Sunday, September 16, 2018

Broadcast News Isn't Quite The Sum of Its Entertaining Parts

You ever finish watching a beloved movie for the first time and suddenly find yourself stuck with the feeling of recognizing you enjoyed it but also wished you had liked it more? I encountered such a sensation after finishing Broadcast News for the first time, a classic James L. Brooks romantic-comedy from 1987 that numerous people claim to be the apex of Brooks' entire career. It's certainly leagues ahead of his 2010 dud How Do You Know and a highly charming feature overall with some exceptional performances, but I walked away from Broadcast News feeling satisfied but not truly enamored with what I had just seen.


Broadcast News is only thirty years old, but it takes place in a world of television news reporting that already seems completely alien to the modern-day way we get our news as we watch reporters and producers scramble to get news pieces ready for the nightly news. Two people who break their backs for any story that comes their way is writer Aaron Altman (Albert Brooks) and producer Jane Craig (Holly Hunter), both of whom have their entire lives shifted when their news station hires Tom Grunick (William Hurt) to be their newest anchorman. Gruncik soon finds himself excelling at his job and in a blossoming romance with Jane Craig, much to the chagrin of Altman who has harbored feelings for Craig.

The stage is set for a love triangle that dominates the plot and offers up numerous chances for the three main performers to excel. If nothing else, Broadcast News is an impeccably cast production, from William Hurt as the perfectly perfect anchorman to Holly Hunter as an intricately detailed producer to Joan Cusack as a frantic producer (God, isn't Cusack just the best?) to Albert Brooks as a neurotic writer. These four actors take their roles and just run with them, resulting in a lot of memorable comedy (Brooks can make everyday paranoia hilarious like nobody else's business) and some compelling moments of character-based drama, with Hunter and Brooks especially doing strong work in depicting their characters confronting their feelings for one another late into the story.

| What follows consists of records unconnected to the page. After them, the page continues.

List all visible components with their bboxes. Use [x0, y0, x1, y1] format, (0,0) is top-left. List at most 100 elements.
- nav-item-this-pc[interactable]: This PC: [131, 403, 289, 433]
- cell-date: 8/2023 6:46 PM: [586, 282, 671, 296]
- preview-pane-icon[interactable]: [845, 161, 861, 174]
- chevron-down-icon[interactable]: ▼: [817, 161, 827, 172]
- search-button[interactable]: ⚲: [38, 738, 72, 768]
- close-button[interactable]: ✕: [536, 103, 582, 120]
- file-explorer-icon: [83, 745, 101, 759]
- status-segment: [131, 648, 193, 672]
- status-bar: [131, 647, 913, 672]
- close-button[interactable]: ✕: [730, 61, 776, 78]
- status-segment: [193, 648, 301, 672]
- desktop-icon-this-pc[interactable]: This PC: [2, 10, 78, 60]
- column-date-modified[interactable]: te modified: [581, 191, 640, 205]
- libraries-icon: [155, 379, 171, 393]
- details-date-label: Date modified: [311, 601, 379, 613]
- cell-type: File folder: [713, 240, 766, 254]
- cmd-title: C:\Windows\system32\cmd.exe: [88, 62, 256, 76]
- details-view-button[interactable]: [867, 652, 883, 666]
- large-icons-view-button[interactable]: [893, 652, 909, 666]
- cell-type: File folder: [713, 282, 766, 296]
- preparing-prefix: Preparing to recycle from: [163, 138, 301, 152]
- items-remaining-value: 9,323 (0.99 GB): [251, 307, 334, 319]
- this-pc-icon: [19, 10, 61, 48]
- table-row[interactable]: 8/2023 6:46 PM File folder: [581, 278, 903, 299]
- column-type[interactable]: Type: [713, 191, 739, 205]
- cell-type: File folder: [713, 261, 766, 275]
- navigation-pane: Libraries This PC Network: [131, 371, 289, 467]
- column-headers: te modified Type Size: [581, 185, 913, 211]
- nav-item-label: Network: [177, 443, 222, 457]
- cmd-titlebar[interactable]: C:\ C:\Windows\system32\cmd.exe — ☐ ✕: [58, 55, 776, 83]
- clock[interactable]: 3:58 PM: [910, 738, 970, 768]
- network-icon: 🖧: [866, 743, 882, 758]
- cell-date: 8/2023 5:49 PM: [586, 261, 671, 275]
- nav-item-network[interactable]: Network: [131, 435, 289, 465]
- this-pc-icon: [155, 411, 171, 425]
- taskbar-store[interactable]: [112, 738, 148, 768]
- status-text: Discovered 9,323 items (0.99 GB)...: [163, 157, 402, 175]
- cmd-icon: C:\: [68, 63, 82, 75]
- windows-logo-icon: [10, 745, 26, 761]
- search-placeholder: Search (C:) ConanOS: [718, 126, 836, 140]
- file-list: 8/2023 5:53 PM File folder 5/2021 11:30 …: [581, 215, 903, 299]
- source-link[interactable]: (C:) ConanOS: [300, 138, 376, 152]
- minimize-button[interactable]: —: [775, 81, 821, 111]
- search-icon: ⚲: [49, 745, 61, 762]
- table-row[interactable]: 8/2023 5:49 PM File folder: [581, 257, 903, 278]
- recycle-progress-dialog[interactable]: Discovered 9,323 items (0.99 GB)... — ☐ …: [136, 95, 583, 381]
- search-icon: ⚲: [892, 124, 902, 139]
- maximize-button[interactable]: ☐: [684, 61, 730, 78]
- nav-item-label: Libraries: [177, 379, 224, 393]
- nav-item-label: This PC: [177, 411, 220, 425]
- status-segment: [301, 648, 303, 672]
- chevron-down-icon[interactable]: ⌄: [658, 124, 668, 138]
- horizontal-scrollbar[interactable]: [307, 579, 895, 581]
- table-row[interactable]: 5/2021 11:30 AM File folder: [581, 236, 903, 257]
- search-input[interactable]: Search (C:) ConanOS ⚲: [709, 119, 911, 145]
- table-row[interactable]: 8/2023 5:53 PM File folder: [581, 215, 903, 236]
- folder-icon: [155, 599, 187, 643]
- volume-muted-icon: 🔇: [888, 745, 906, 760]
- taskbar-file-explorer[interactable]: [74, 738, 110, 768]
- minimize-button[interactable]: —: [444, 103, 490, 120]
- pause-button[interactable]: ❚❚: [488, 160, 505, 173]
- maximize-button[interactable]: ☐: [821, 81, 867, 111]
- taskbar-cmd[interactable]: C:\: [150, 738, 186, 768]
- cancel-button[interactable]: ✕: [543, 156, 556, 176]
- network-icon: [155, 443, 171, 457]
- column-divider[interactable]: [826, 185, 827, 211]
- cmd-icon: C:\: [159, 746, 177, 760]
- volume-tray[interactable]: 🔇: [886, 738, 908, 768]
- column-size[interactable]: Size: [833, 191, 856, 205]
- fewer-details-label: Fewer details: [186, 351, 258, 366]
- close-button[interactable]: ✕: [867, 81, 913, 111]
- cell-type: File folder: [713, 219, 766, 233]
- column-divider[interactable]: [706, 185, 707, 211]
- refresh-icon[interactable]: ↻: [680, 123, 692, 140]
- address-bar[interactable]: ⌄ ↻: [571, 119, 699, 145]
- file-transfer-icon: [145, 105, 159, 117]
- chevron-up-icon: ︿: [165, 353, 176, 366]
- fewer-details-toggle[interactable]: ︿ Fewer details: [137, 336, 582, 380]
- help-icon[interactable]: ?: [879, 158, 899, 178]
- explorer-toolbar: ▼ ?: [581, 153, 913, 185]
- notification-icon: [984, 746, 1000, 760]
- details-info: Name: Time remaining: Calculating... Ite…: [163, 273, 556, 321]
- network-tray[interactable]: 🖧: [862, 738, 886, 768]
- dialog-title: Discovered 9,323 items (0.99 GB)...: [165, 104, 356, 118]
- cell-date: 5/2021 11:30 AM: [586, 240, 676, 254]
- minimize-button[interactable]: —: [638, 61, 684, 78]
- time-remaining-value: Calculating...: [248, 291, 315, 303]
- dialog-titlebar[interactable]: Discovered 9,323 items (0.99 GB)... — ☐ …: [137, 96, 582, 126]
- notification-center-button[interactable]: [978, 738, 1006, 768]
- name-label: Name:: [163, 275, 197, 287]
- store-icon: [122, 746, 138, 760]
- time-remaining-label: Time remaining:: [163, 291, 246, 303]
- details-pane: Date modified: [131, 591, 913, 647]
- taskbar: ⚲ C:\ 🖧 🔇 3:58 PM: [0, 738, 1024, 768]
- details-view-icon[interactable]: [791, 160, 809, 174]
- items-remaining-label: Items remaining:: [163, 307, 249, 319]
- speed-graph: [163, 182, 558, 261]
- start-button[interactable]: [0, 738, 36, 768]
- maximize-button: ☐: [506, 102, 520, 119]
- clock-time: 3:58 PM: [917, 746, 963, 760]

While the performances are excellent, the writing from James L. Brooks has a tendency to tip over into the realm of being merely serviceable. Now, the script does have its noteworthy qualities, no question about it, Brooks can write back-and-forth banter extremely well, especially the exchanges between the characters of Altman and Craig, while the character of Jane Craig is particularly well-realized among the films cast. However, there were various points in the story that I found myself wishing the plot and characters didn't tend to take such expected turns, the Craig and Grunick romance especially feels too much on the formulaic side to ever get emotionally invested in. The adequate but not exceptional nature of the films most predictable story beats gets reinforced by the fact that Broadcast News tends to find creative success the times that it does go down more unexpected plot detours (like a nicely mature ending).

Oh, and Bill Conti's score tends to fall on the intrusive side of things, particularly in emotional sequences that get so covered in Conti's treacly orchestral music that I wished it would just go away so that I could take in the power of these performances. Luckily for Broadcast News, the movie as a whole is very much a character-driven romantic-comedy, thus allowing those aforementioned performances to carry the bulk of the proceedings and drive up the overall quality of the motion picture as a whole. Relying so heavily on its three leads allows Broadcast News to be an entertaining movie, even if it is one I wish I could have gotten more out of then I actually did.